Top 10 reasons why blogging is more difficult than I thought it would be…

Posted in Tiny spaces with tags , , , on August 6, 2009 by talesofanunfinishedmom

10. Too many topics are off limits. Family,  for example.  Oh, the fodder that would provide. The posts would be endless. No can do though. Too many of them know about my blog.

9. Same goes for my job and coworkers. Or, as I fondly refer to them as “my other family.” With half of my world following me on Facebook and Twitter, unless I am prepared to skulk uncomfortably around the office, it’s probably in my best interest to refrain from this too.

8. Writer’s block. I think the right side of my brain has atrophied along with the muscles in my thighs and upper arms. Whatever material I thought I had stored up, seems to be resistant to release–especially in the face of the keyboard and computer.

7.  Intimidation. In case you haven’t noticed, there are a bazillion amazing blogs out there. Ok, so, a bazillion is a bit of an exaggeration. Maybe it’s only a zillion. All I know is that there are a LOT. And, a lot of good ones at that. Start looking at other blogs and you begin to think that a) I’m not worthy! or b) the topic’s already been written about. What more can I bring to the table?

6. Photos. I’m embarrassed to admit this but I honestly don’t know how to download photos. I don’t even own my own camera. I share one. Pictures may not be necessary for blog posts but they do add that special somethin’.  This is one of my goals for the next few months.

5. Drama.
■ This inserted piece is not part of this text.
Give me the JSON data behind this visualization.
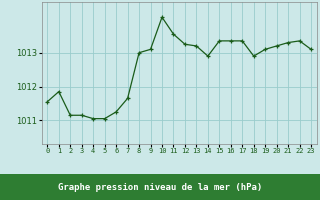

Growing up, and probably up until a few years ago, I had a lot of drama in my life. Most of it was probably self-induced but a good percentage of it was what I might call bad luck. When you’ve got drama going on, there is a LOT to talk and write about. Take away the drama and you start writing about what you ate for breakfast, how long your commute was, etc… That’s where I am these days.

4. Shame. Am I really brave enough to admit in a blog post that some days I feel like the world’s worst mother. Because there are  days –like today–where after a long day at the office, I’ve got nothing. I love my daughter immensely, but, sometimes I just don’t FEEL like putting on the one woman circus just to get her to get into her car seat. And, sometimes, I just have to crank up that Led Zeppelin to drown out the whine cry on the 5 minute drive home. I’m not going for Mother of the Year but having other people potentially comment on how I could be doing things better is not something I’m prepared to handle just yet.

3. My funny is lost on my fingers. One of the reasons I was finally talked into starting a blog is because I’ve been told I’m really funny. This is based on all of the emails I’ve been sending around to family and friends over the years. Let’s face it – when you hear something enough  you start to believe it. I started thinking “Hey, I’m funny. They’re right. I should start penning this material.” And, yet, the only time I find myself inspired to write a blog post is when I’m chewing on some existential crisis. I’m having a hard time doing funny.

2. Time. I truly underestimated how much time it takes to really craft a good blog post. I don’t mean I thought this would be easy for me. I mean others make it LOOK so easy. I always envision other bloggers typing out posts on their iphones while they’re driving their cars and singing songs with their kiddies in the back seat.  I am NOT that talented.

1. Well, this is where I am supposed to pull out the blockbuster #1 reason for why it’s so hard to blog. I guess if I could do that, I wouldn’t be suffering from  #8.  Truthfully, I’ve actually learned a little something about myself in this short period of time since I launched this site which is that as open as I think I am, there is that part of me that likes to keep things tidy and neat for the outside world. Tidy and neat doesn’t really make for an interesting blog. I know. I’m working on it.